Será que estão filmando algo sobre o outdoor? — penso, rapidamente.
Em golpe de sorte, nem acredito, ela se volta e diz algo. Não entendo. Pacientemente ela repete: — Nunca viu uma estrela de perto, não?
Embarco nesse glamour que está ao menos em minha cabeça e disparo:
— Assim com esse brilho, não. Deixou-me ofuscado. Agora preciso que você dê-me sua mão para eu atravessar a rua.
Ela ri gostosamente.
E não é que ela me atende? Pega-me nas mãos. Será que a diferença de idade nos atrai? Logo que isso acontece toca o seu celular. Uma voz masculina, tremendamente apaixonada, no cio, começa a declarar as mais íntimas intenções. Ela, a Suzana, fica em transe, hipnótica. Junta seu corpo ao meu enquanto ouve o comando da  voz imperativa.
— Quero que feche os olhos e entreabra seus lábios gostosos e ponha-os juntos aos meus...
Ela o atende incondicional e põe seus lábios nos meus.
E eu ficando sem fôlego.
E assim, a cada comando, ela o atende em mim. E eu, excitado cada vez mais, abraçado, quero dizer, colado em sua cintura, junto aos nossos calores, também com meus ouvidos aguçados, próximos ao celular generoso.
E a voz insiste:
— Eu sei que seus seios estão estufados, suados... posso sentir meus dedos bem devagar pelo seu decote; sinta o escorregar ousado de  minhas mãos curiosas para ver o que descobrem...

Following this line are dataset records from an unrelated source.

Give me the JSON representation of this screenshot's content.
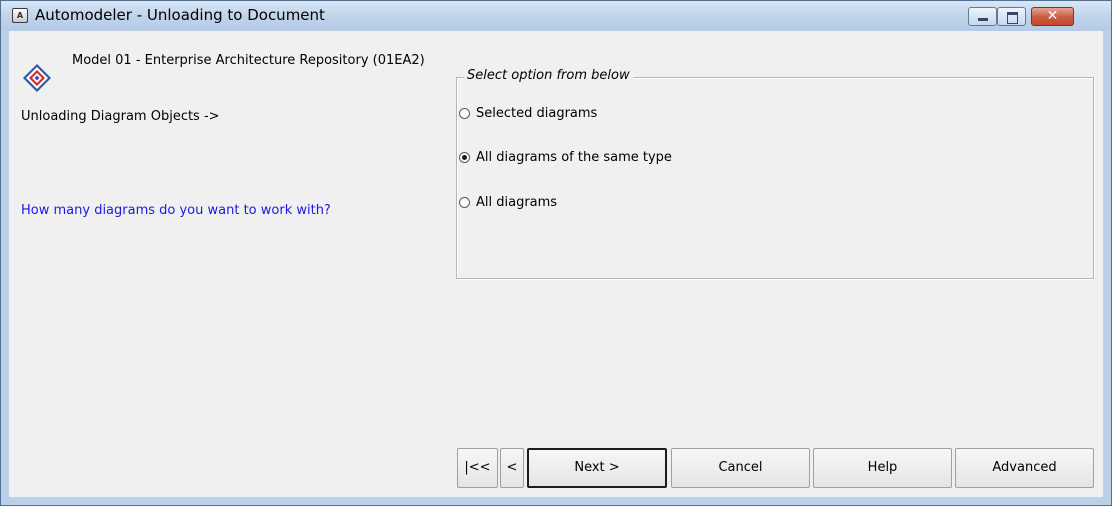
{
  "window": {
    "title": "Automodeler - Unloading to Document",
    "controls": {
      "minimize_label": "",
      "maximize_label": "",
      "close_label": "✕"
    }
  },
  "header": {
    "model_name": "Model 01 - Enterprise Architecture Repository (01EA2)"
  },
  "left_panel": {
    "step_label": "Unloading Diagram Objects ->",
    "question": "How many diagrams do you want to work with?",
    "question_color": "#1a1ae6"
  },
  "options_group": {
    "title": "Select option from below",
    "options": [
      {
        "label": "Selected diagrams",
        "selected": false
      },
      {
        "label": "All diagrams of the same type",
        "selected": true
      },
      {
        "label": "All diagrams",
        "selected": false
      }
    ]
  },
  "footer": {
    "first_label": "|<<",
    "back_label": "<",
    "next_label": "Next >",
    "cancel_label": "Cancel",
    "help_label": "Help",
    "advanced_label": "Advanced"
  },
  "colors": {
    "titlebar": "#bfd3ea",
    "client_bg": "#f0f0f0",
    "close_button": "#c95a41"
  },
  "icons": [
    "app-icon",
    "minimize-icon",
    "maximize-icon",
    "close-icon",
    "logo-icon"
  ]
}
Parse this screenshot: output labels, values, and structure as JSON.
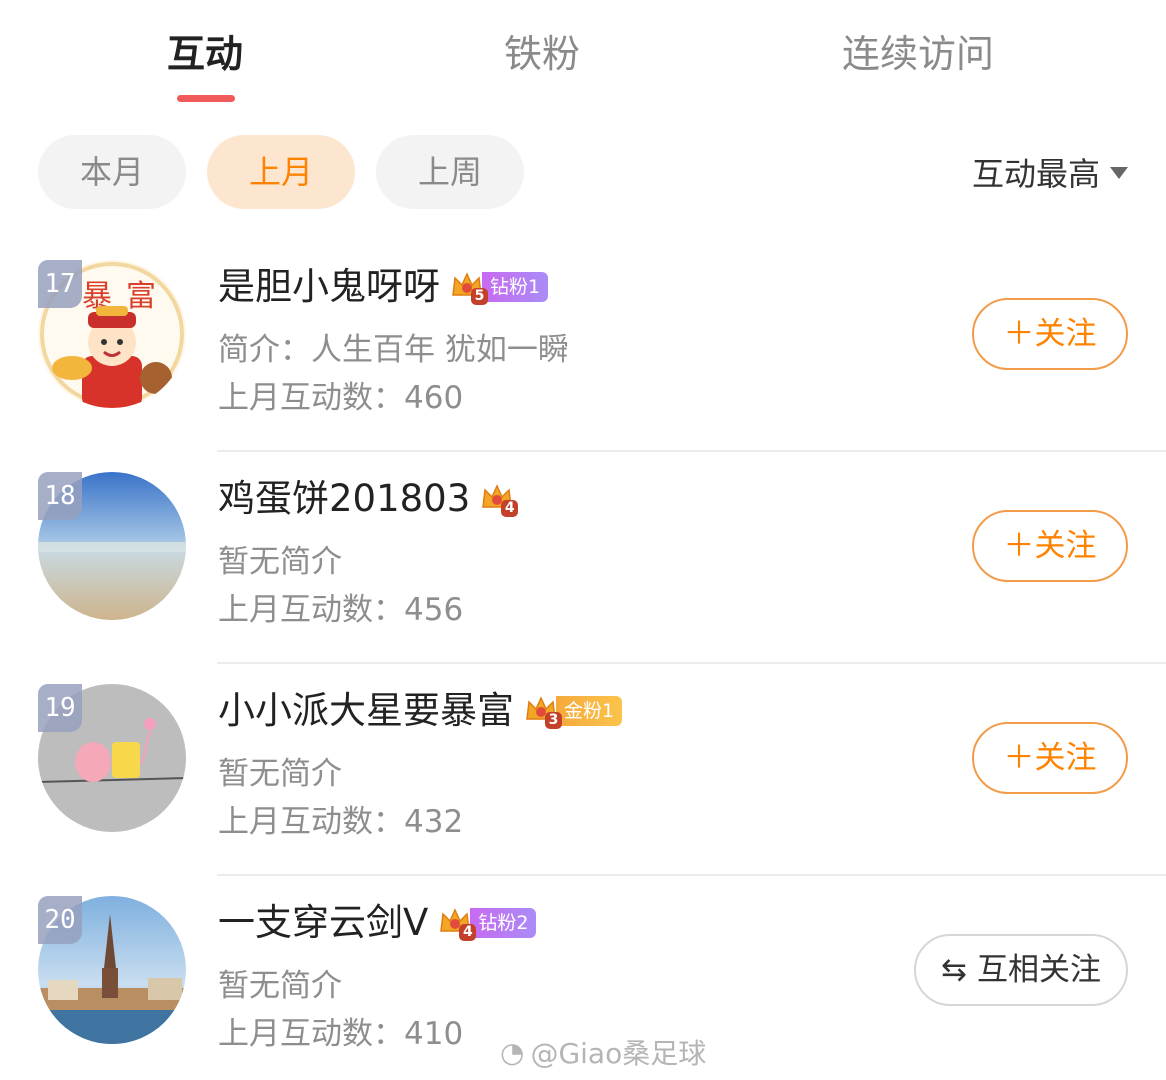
{
  "tabs": [
    {
      "label": "互动",
      "active": true
    },
    {
      "label": "铁粉",
      "active": false
    },
    {
      "label": "连续访问",
      "active": false
    }
  ],
  "filters": [
    {
      "label": "本月",
      "active": false
    },
    {
      "label": "上月",
      "active": true
    },
    {
      "label": "上周",
      "active": false
    }
  ],
  "sort": {
    "label": "互动最高"
  },
  "colors": {
    "accent": "#ff8200",
    "tab_underline": "#f05a5a",
    "active_filter_bg": "#fde6d0"
  },
  "rows": [
    {
      "rank": "17",
      "name": "是胆小鬼呀呀",
      "level": "5",
      "fan_label": "钻粉1",
      "fan_type": "diamond",
      "bio": "简介：人生百年 犹如一瞬",
      "count": "上月互动数：460",
      "action": "＋关注",
      "action_type": "follow",
      "avatar": "cartoon-fortune-god"
    },
    {
      "rank": "18",
      "name": "鸡蛋饼201803",
      "level": "4",
      "fan_label": "",
      "fan_type": "none",
      "bio": "暂无简介",
      "count": "上月互动数：456",
      "action": "＋关注",
      "action_type": "follow",
      "avatar": "beach-photo"
    },
    {
      "rank": "19",
      "name": "小小派大星要暴富",
      "level": "3",
      "fan_label": "金粉1",
      "fan_type": "gold",
      "bio": "暂无简介",
      "count": "上月互动数：432",
      "action": "＋关注",
      "action_type": "follow",
      "avatar": "patrick-spongebob"
    },
    {
      "rank": "20",
      "name": "一支穿云剑V",
      "level": "4",
      "fan_label": "钻粉2",
      "fan_type": "diamond",
      "bio": "暂无简介",
      "count": "上月互动数：410",
      "action": "互相关注",
      "action_type": "mutual",
      "avatar": "city-church-photo"
    }
  ],
  "watermark": {
    "text": "@Giao桑足球"
  }
}
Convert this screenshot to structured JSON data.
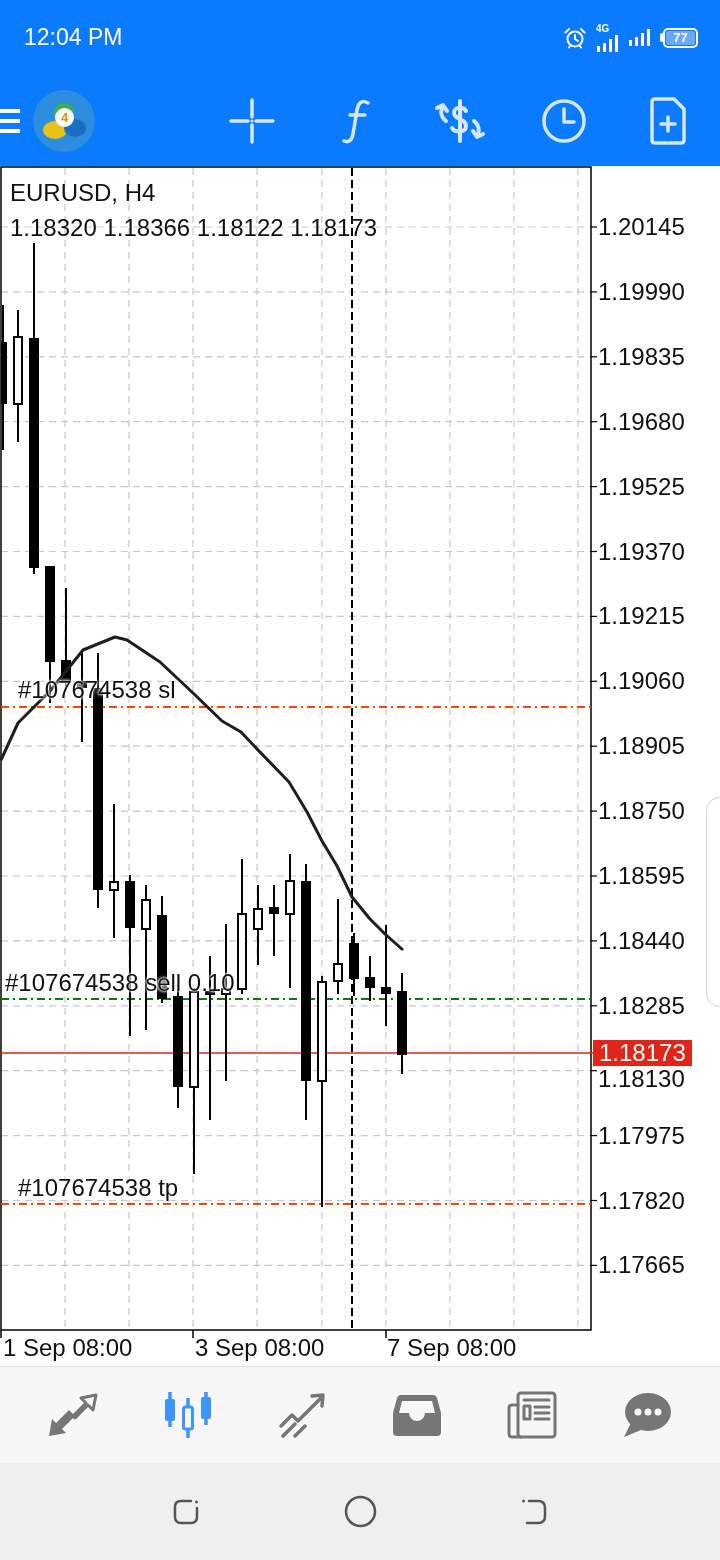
{
  "status_bar": {
    "time": "12:04 PM",
    "network": "4G",
    "battery": "77"
  },
  "toolbar": {
    "logo_badge": "4"
  },
  "chart": {
    "title": "EURUSD, H4",
    "ohlc": "1.18320 1.18366 1.18122 1.18173",
    "price_labels": [
      "1.20145",
      "1.19990",
      "1.19835",
      "1.19680",
      "1.19525",
      "1.19370",
      "1.19215",
      "1.19060",
      "1.18905",
      "1.18750",
      "1.18595",
      "1.18440",
      "1.18285",
      "1.18130",
      "1.17975",
      "1.17820",
      "1.17665"
    ],
    "order_lines": [
      {
        "label": "#107674538 sl",
        "color": "#ff4500"
      },
      {
        "label": "#107674538 sell 0.10",
        "color": "#008000"
      },
      {
        "label": "#107674538 tp",
        "color": "#ff4500"
      }
    ],
    "current_price": "1.18173",
    "time_labels": [
      "1 Sep 08:00",
      "3 Sep 08:00",
      "7 Sep 08:00"
    ]
  },
  "bottom_nav": [
    {
      "selected": false
    },
    {
      "selected": true
    },
    {
      "selected": false
    },
    {
      "selected": false
    },
    {
      "selected": false
    },
    {
      "selected": false
    }
  ]
}
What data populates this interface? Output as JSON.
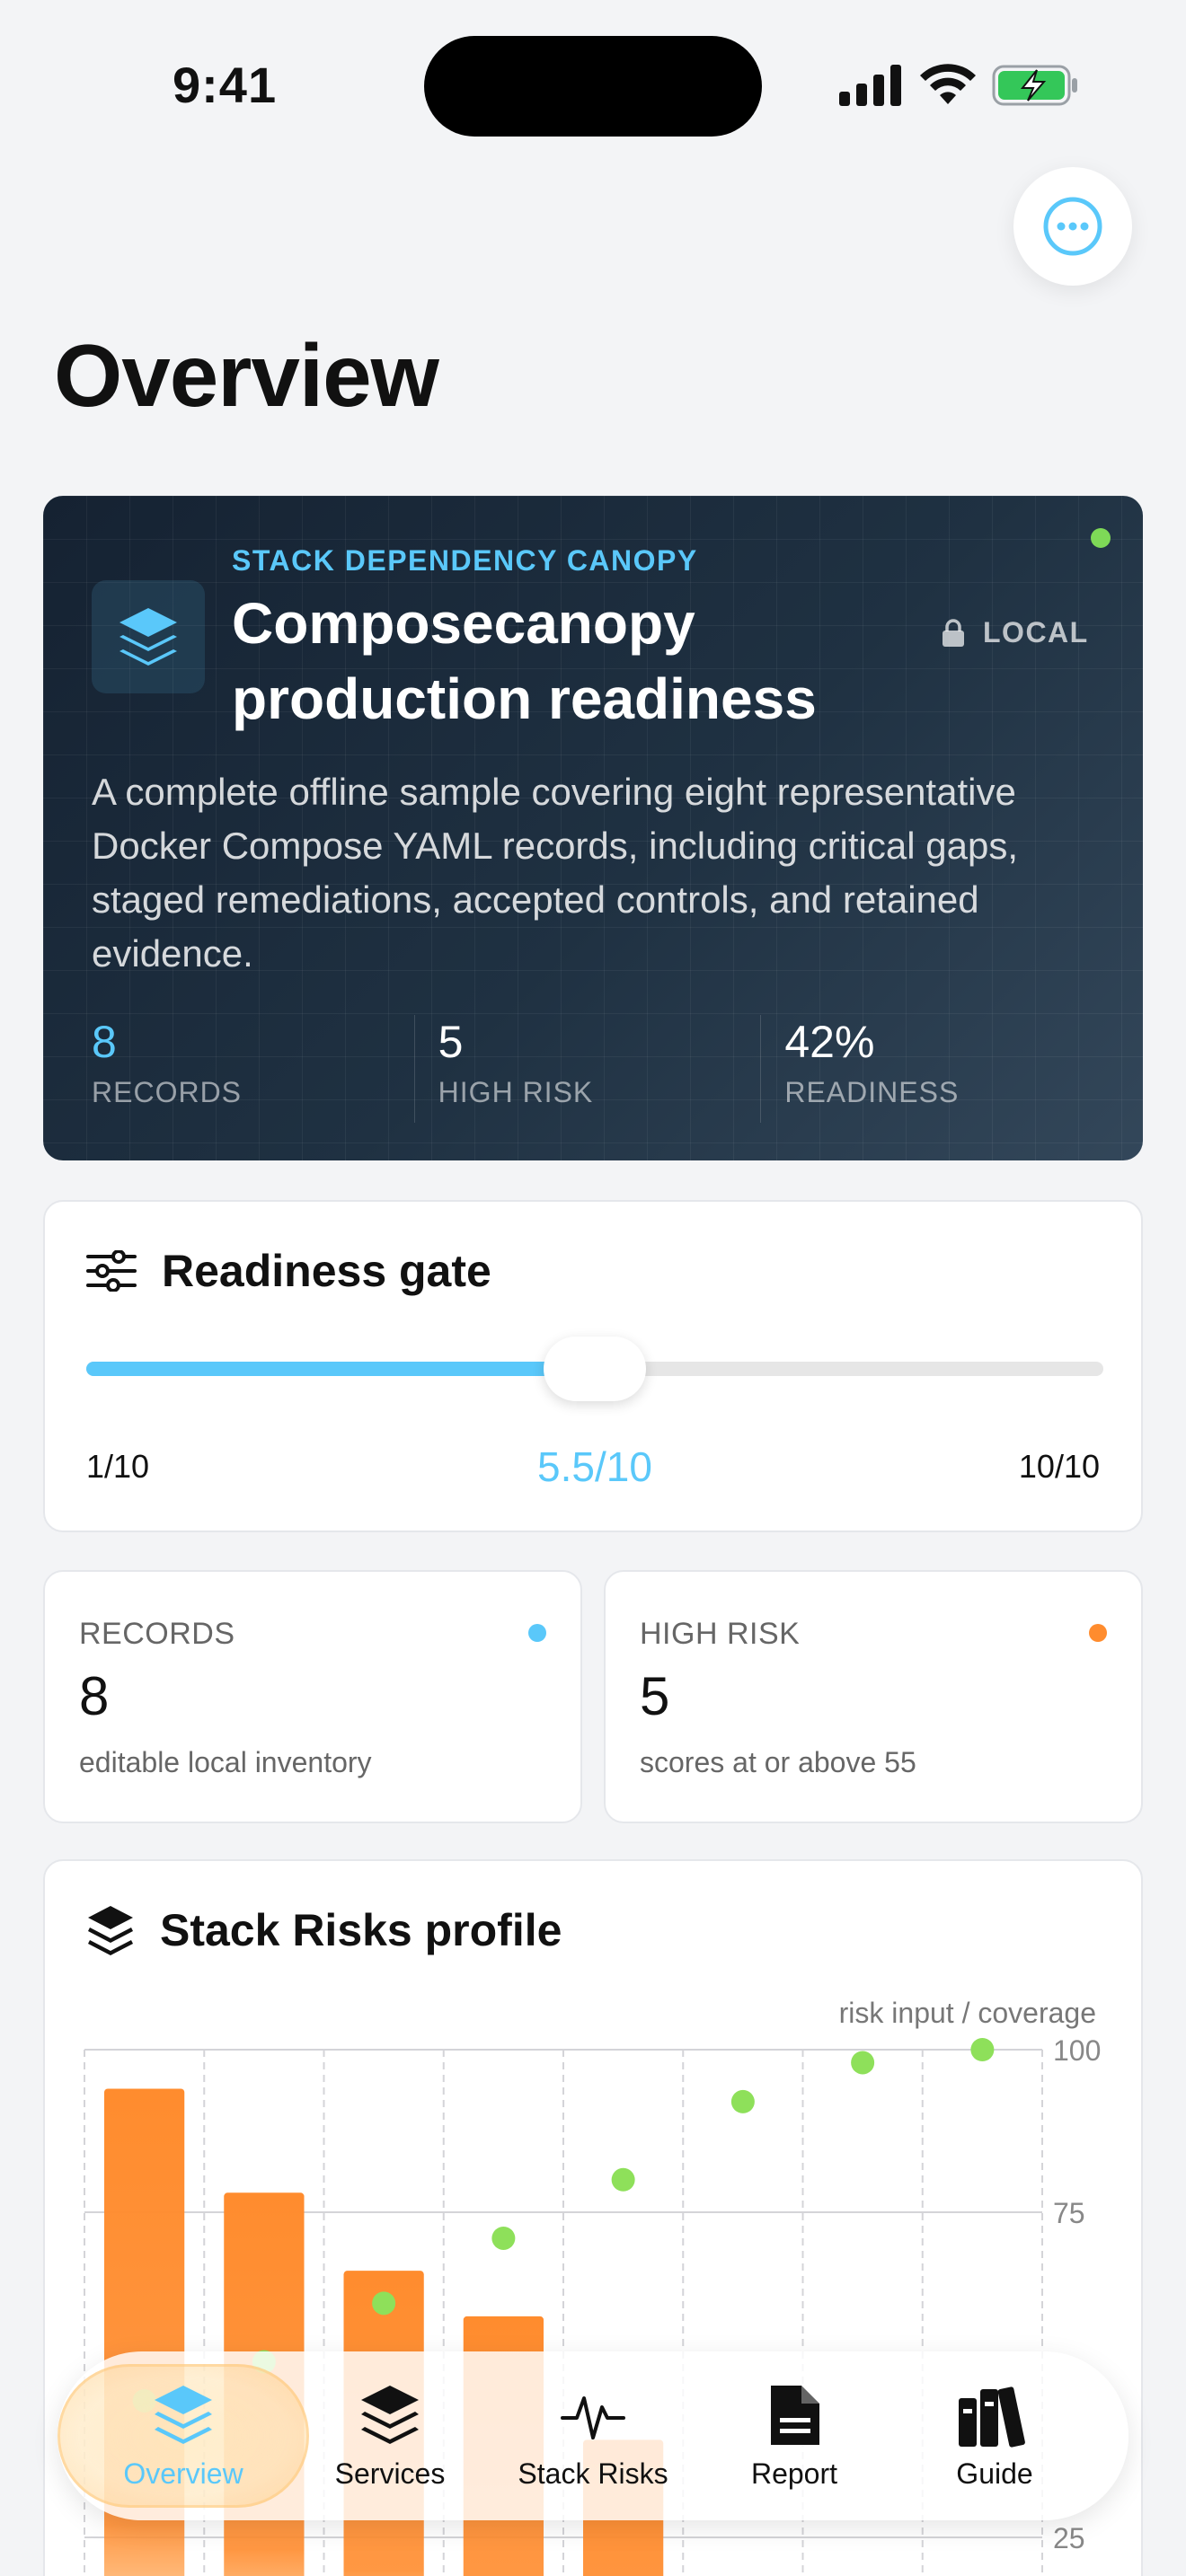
{
  "status_bar": {
    "time": "9:41"
  },
  "page": {
    "title": "Overview"
  },
  "hero": {
    "eyebrow": "STACK DEPENDENCY CANOPY",
    "title": "Composecanopy production readiness",
    "badge": "LOCAL",
    "description": "A complete offline sample covering eight representative Docker Compose YAML records, including critical gaps, staged remediations, accepted controls, and retained evidence.",
    "stats": [
      {
        "value": "8",
        "label": "RECORDS"
      },
      {
        "value": "5",
        "label": "HIGH RISK"
      },
      {
        "value": "42%",
        "label": "READINESS"
      }
    ]
  },
  "gate": {
    "title": "Readiness gate",
    "min_label": "1/10",
    "value_label": "5.5/10",
    "max_label": "10/10",
    "value": 5.5,
    "min": 1,
    "max": 10
  },
  "metrics": [
    {
      "label": "RECORDS",
      "value": "8",
      "sub": "editable local inventory",
      "color": "#5ac8fa"
    },
    {
      "label": "HIGH RISK",
      "value": "5",
      "sub": "scores at or above 55",
      "color": "#ff8c2e"
    }
  ],
  "profile": {
    "title": "Stack Risks profile"
  },
  "chart_data": {
    "type": "bar",
    "title": "",
    "legend_label": "risk input / coverage",
    "ylim": [
      0,
      100
    ],
    "yticks": [
      "100",
      "75",
      "25"
    ],
    "bar_values": [
      94,
      78,
      66,
      59,
      40,
      5,
      0,
      0
    ],
    "coverage_values": [
      46,
      52,
      61,
      71,
      80,
      92,
      98,
      100
    ],
    "bar_color": "#ff8c2e",
    "point_color": "#8ee05a"
  },
  "tabs": [
    {
      "label": "Overview",
      "icon": "layers-icon",
      "active": true
    },
    {
      "label": "Services",
      "icon": "stack-icon",
      "active": false
    },
    {
      "label": "Stack Risks",
      "icon": "pulse-icon",
      "active": false
    },
    {
      "label": "Report",
      "icon": "document-icon",
      "active": false
    },
    {
      "label": "Guide",
      "icon": "books-icon",
      "active": false
    }
  ],
  "colors": {
    "accent": "#5ac8fa",
    "warning": "#ff8c2e",
    "ok": "#7ed957"
  }
}
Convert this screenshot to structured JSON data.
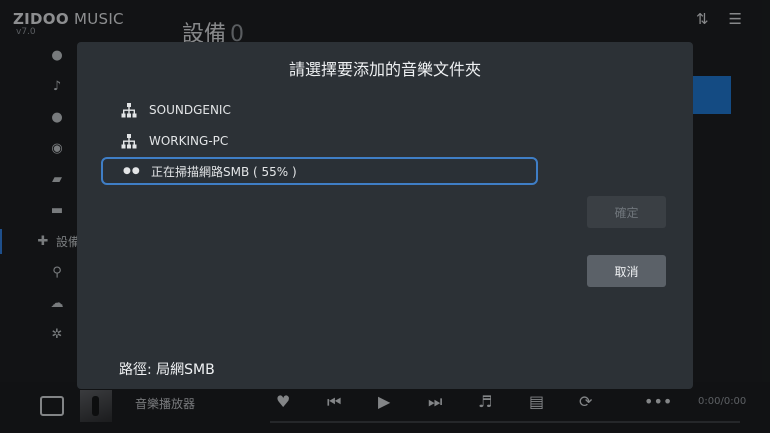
{
  "app": {
    "brand_bold": "ZIDOO",
    "brand_thin": " MUSIC",
    "version": "v7.0"
  },
  "page": {
    "title": "設備",
    "count": "0"
  },
  "sidebar": {
    "items": [
      {
        "icon": "person-icon"
      },
      {
        "icon": "music-note-icon"
      },
      {
        "icon": "artist-icon"
      },
      {
        "icon": "disc-icon"
      },
      {
        "icon": "media-folder-icon"
      },
      {
        "icon": "folder-icon"
      },
      {
        "icon": "plus-icon",
        "label": "設備"
      },
      {
        "icon": "search-icon"
      },
      {
        "icon": "cloud-icon"
      },
      {
        "icon": "settings-icon"
      }
    ]
  },
  "dialog": {
    "title": "請選擇要添加的音樂文件夾",
    "folders": [
      {
        "label": "SOUNDGENIC",
        "icon": "network-icon"
      },
      {
        "label": "WORKING-PC",
        "icon": "network-icon"
      },
      {
        "label": "正在掃描網路SMB ( 55% )",
        "icon": "loading-dots-icon",
        "scan_progress_percent": 55
      }
    ],
    "ok_label": "確定",
    "cancel_label": "取消",
    "path_label": "路徑: 局網SMB"
  },
  "player": {
    "track_title": "音樂播放器",
    "time": "0:00/0:00"
  },
  "colors": {
    "accent": "#1f73c9",
    "dialog_bg": "#2c3136",
    "selection_border": "#3f7ec6"
  }
}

Quando dou por mim, vejo os seios dela de fato estufados, escorrendo gotículas de desejos, e os meus dedos sumindo sob o decote, contornando seus mamilos, ora suave, ora rudemente. E ela aos suspiros...
Nossa, agora sou eu quem está atendendo essa voz maluca?
E cada vez mais, ficávamos querendo saber qual é o próximo comando dessa voz. Será um vouyer descarado, esse filho da boa mãe?
Nem me dou conta que estamos num canto da calçada, via pública, sujeitos aos olhares públicos. Mas, o que importa nessas horas?
Nossas saliências e vãos combinam-se sem cerimônias, com algum ritmo lento, com forte pressão, para não chamar a atenção, como se isso fosse possível.
Ao mordiscar seu pescoço com a jugular pedindo devassidão, e nossas mãos se encontrando no baixo equador, em movimentos comuns desses momentos, beirando irracionalidade, levo tremendo susto. Estou enroscado em várias ondas, como uma presa fácil em teia de aranha voraz. Começo a me desvencilhar e puxar esses cordões e claramente os vejo ligados à mente do homem há pouco conhecido. Acabo por gargalhar. Eu estava o tempo todo, enroscado nas ondas mentais do homem boquiaberto, diante do outdoor, em seus delírios secretos, em companhia da Suzana Vieira, imaginária.
E eu ali, caído de tanto rir, preso nessa armadilha, acordo com cara de idiota.